2.1 Disease network retrieval
Close the current session in Cytoscape from the menu File → Close. Use the menu File → Import → Network from Public Databases and the STRING: disease query option from the Data Source drop-down menu. Insert ovary epithelial cancer into the Enter disease term field, set the Maximum number of proteins option to 250 and press the Import button. Once the network appears, go to the menu View → Always Show Graphics Details to see the individual nodes and edges.
2.2. Work with node attributes
Note that the retrieved network contains a lot of additional information associated with the nodes and edges, such as the protein sequence, tissue expression data, subcellular localization, disease score (Node Table) as well as the confidence scores for the different interaction evidences (Edge Table). In the following, we will explore these data using Cytoscape.
Find the disease score column in the node attributes table (look at the last columns). Sort it by values to see the highest and lowest confidence scores. You can highlight the corresponding nodes by selecting the rows in the table, bringing up the context menu (right-click the selected rows) and choosing the Select nodes from selected rows option. You can also use the Fit Selected icon in the menu bar to zoom into the selected node (View → Fit Selected).
Give an example for a node with the highest and lowest disease score.
2.3 Inspect subcellular localization data
The stringApp automatically retrieves information about in which compartments the proteins are located from the COMPARTMENTS database, which we will take a look at first to better understand the data.
Go to COMPARTMENTS and enter ARID1A into the search box. The resulting page will show all matches for the query ARID1A.
After selecting the human gene, you will see a schematic of where in the cell it is located and below it tables containing the specific lines of evidence that contribute to the overall score.
What compartments is ARID1A present in with a confidence of 5 (stars)? What source do these associations come from? Hint: you can see what the abbreviations for different evidence types mean here.
2.4 Continuous color mapping
Cytoscape allows you to map attributes of the nodes and edges to visual properties such as node color and edge width. Here, we will map the subcellular localization data for nucleus to the node color.
From the left panel side menu, select Style (located underneath Network and above Filter). Click on the ◀ button to the right of the property you want to change, in this case Fill Color and set Column to the node column containing the data that you want to use (nucleus). Since this is a numeric value, we will use the Continuous Mapping as the Mapping Type, and set a color gradient for how likely each protein is located in the nucleus. The default Cytoscape yellow–purple color gradient already gives a nice visualization of the confidence of being located in this compartment.
Does it look like the network contains many nuclear proteins?
2.5 Select proteins located in the nucleus
Because many proteins are located in the nucleus, we will identify the proteins with highest confidence of 5. One way to do this is to use the COMPARTMENTS sliders in the STRING Results panel on the right side. In the Nodes tab expand the group of compartment filters by clicking the small triangle and find the slider for nucleus. To hide all nodes with a confidence score below 5, set the low bound to 5.0 by typing the number in the text field and pressing Enter.
Select all remaining nodes in the network view by holding down the modifier key (Shift on Windows, Ctrl or Command on Mac) and then left-clicking and dragging to select multiple nodes.

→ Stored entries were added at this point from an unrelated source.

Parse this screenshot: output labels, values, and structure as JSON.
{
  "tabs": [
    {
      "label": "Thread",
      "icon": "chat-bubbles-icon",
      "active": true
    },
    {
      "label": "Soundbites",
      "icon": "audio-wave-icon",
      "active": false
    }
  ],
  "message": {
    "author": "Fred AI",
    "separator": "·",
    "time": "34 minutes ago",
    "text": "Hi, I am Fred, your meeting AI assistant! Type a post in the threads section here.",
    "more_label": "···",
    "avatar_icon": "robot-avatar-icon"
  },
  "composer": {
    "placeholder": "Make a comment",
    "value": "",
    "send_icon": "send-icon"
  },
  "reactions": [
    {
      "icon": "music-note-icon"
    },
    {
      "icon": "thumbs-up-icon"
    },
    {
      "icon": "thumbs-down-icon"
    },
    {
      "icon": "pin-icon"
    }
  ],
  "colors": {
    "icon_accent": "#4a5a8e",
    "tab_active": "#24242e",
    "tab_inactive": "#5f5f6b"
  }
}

The nodes will turn yellow if they are selected properly. The number of selected nodes is shown in the light grey panel bar on the bottom-right part of the network view panel, just above the Table panel.
How many proteins are found in the nucleus with a confidence score of 5? In mitochondrion? In both nucleus and mitochondrion?
Important: Move the filter back to 0.0 before continuing with the next exercise.
In this exercise, we will work with a list of 541 proteins associated with epithelial ovarian cancer (EOC) as identified by phosphoproteomics in the study by Francavilla et al.. An adapted, simplified version of their results table can be downloaded here.
3.1 Protein network retrieval
Go to the menu File → Import → Network from Public Databases. In the import dialog, choose STRING: protein query as the Data Source and paste the list of UniProt accession numbers from the UniProt column in the table into the Enter protein names or identifiers field.
Next, the disambiguation dialog shows all query terms that cannot be matched to a unique STRING protein, with the first matching STRING protein for each query term automatically selected. This default is fine for this exercise; click the Import button to continue. Check that View → Always Show Graphics Details for a detailed view of the network.
How many nodes and edges are there in the resulting network? Do the proteins all form a connected network? Why?
Cytoscape provides several visualization options under the Layout menu. Try the Degree Sorted Circle Layout, the Prefuse Force Directed Layout with score as edge weight, and yFiles Organic Layout.
Can you find a layout that allows you to easily recognize patterns in the network? What about the Edge-weighted Spring Embedded Layout with the attribute ‘score’, which is the combined STRING interaction score?
3.2 Discrete color mapping
Cytoscape allows you to map attributes of the nodes and edges to visual properties such as node color and edge width. Here, we will map drug target family data from the Pharos database to the node color. This data is contained in the node attribute called target family.
Select Style from the side menu in the left panel (it is between Network and Filter). Click the ◀ button to the right of the property you want to change, in this case Fill Color, and change Column from name to (T) family, which is the node column containing the data that you want to use. The Mapping Type should remain set to Discrete Mapping. This action will remove the rainbow coloring of the nodes and present you with a list of all the different values of the attribute that exist in the network, in this case several protein target families.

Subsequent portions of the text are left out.